Avrupalı toplumlar ile yakın ilişki
Anadolu Asya, Avrupa ve Afrika arasında tarihi bir köprü görevini görüyor. Filogenetik yönden de Türk toplumu bu köprü vazifesinin etkilerini yansıtmakta. Türk bireyler genetik açıdan en çok komşu ülkelerin toplumları ile yakınken, bunları Avrupalı toplumlar takip ediyor.
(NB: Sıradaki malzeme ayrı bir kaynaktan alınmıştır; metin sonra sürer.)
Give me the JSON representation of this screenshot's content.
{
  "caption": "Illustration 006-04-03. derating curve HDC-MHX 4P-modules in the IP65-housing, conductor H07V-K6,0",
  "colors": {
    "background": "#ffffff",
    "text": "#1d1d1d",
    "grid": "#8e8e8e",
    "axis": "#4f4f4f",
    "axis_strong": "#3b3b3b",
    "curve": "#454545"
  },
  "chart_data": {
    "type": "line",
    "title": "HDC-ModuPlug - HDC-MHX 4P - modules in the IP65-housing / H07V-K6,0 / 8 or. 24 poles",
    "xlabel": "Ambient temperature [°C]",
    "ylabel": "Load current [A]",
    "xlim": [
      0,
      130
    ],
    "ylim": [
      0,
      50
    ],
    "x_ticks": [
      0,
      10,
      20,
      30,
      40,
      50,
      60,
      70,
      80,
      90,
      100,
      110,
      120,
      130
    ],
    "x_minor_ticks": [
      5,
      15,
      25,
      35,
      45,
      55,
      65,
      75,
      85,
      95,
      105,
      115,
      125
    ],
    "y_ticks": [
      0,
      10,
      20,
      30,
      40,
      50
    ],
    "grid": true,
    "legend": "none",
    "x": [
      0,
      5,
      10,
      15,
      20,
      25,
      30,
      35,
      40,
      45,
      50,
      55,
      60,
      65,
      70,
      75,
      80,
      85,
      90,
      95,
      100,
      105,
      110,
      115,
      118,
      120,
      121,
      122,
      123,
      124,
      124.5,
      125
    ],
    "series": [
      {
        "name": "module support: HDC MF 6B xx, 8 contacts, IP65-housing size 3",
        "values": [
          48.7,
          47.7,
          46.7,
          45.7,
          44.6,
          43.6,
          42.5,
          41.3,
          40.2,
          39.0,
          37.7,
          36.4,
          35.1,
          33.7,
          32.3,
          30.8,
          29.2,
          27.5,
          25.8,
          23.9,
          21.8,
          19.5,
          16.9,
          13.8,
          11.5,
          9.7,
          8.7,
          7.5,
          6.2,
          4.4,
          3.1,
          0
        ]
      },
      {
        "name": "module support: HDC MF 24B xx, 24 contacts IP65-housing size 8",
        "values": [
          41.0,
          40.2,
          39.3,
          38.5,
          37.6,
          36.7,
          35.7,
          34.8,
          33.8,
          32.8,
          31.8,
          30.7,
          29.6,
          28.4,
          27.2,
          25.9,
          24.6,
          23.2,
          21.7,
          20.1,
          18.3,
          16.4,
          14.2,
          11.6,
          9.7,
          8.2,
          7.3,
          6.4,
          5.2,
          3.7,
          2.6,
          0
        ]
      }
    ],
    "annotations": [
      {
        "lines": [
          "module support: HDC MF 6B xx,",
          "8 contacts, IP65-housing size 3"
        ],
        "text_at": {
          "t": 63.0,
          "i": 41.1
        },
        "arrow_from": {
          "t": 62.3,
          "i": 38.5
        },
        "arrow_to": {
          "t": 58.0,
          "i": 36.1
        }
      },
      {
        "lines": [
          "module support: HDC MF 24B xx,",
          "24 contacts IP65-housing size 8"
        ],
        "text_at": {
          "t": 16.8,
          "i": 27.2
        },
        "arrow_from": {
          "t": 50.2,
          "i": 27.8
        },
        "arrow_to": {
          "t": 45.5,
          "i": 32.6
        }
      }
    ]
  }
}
Türk toplumunun özellikle İtalya’nın Toskana bölgelerinde yaşayan insanlarla yakın bir ilişkiye sahip olduğu izlendi. Bu bulgular Anadolu’nun ilk çiftçilerinin Avrupa’ya Cilalı Taş Devri’nde gerçekleşen göçünün etkilerini yansıtıyor olabilir.
Değerli bir veri tabanı
Araştırma sonucunda Türk toplumu için bugüne kadarki en kapsamlı genetik veri tabanı da oluşturuldu. Bu veri tabanında, Türk toplumuna özgün genetik değişimler bulunmaktadır. Bulgular daha önce tespit edilmemiş ama bir hastalıkla ilişkili olabilecek çok sayıda nadir genetik değişimi de ortaya çıkarmış bulunuyor. Burada önemle belirtmek gerekir ki bu veri tabanı 10 büyük araştırma grubunun 10 yıl süreyle gerçekleştirdiği çalışmalarla oluşturulmuş olup, bilimsel iş birliğinin önemini vurgulamaktadır.
Bu tür genetik değişimlerin belirlenmesi, başta Türkiye olmak üzere, ileride gerçekleşecek insan genetiği konusundaki çalışmalar için güçlü bir temel oluşturmaktadır.
Oluşturulan veri tabanı hem nadir görülen ve tek gen hastalıklarına sebep olan aday genlerdeki genetik değişimleri tespit etmek, hem de obezite, diyabet gibi kompleks hastalıklara olan genetik yatkınlığı belirlemek için değerli bir referans kaynak olacaktır. Veritabanı araştırmacıların kullanımına sunulmuştur*.